Thursday, October 23, 2008

IDK either.

I don't know how I'm supposed to feel about you. Really.

I mean, at the beginning we were having so much fun. We really were. I actually thought we had a future together, me and you.

It's my fault, I know. I really should have kept the lines open. We fell apart. We lost touch. I get it. Stupid me.

If only how you knew how I really felt about you. It fucking kills me that you don't. You kick your own ass telling yourself how ugly you are, how dumb, how lame you think you are but you're not. You're more than that. Much more.

You're funny and you're talented and no matter what people say you're beautiful. You always will be. You may not fit the mold that everyone else is used to but that's their problem, not yours, and definitely not mine.

You have no fucking idea how it kills me so much that you're madly in like with someone else.

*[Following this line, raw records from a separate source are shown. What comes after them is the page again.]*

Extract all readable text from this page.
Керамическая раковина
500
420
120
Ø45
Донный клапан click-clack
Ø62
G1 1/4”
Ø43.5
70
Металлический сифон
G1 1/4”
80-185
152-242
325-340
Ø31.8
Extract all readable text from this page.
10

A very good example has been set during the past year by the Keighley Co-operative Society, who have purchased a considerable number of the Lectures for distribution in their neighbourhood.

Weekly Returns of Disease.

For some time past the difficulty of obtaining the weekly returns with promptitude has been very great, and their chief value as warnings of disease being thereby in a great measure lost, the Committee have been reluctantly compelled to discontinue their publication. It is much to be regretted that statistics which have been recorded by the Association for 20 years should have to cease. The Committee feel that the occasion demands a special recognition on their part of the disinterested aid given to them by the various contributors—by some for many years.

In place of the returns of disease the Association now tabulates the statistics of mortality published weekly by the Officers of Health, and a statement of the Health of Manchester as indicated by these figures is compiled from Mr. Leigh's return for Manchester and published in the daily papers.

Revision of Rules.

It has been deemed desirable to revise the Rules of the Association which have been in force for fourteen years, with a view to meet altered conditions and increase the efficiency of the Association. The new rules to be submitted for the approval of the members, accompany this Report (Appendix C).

No fucking idea at all. How it feels when your insides are rotting every time this one person you care about so much is off swooning over someone else and you're forced to pretend that you're happy. That everything is all right.

Actually I have no idea either. Am I or aren't I? Is what I'm feeling for you just this unusually immense affection--or something more? Or something less?

I don't know. I really don't; I'm sorry. I'm not even sure what love is supposed to feel like. Sue me.

I guess this is something I really have to think over.

I miss you. I miss us.

We're still there, still having fun. But from all angles, we've slowed down. Now I wonder if this is all we'll be forever, or if this will turn into something else.

What else can I say? I'm just some fucked-up kid. I don't know anything anymore.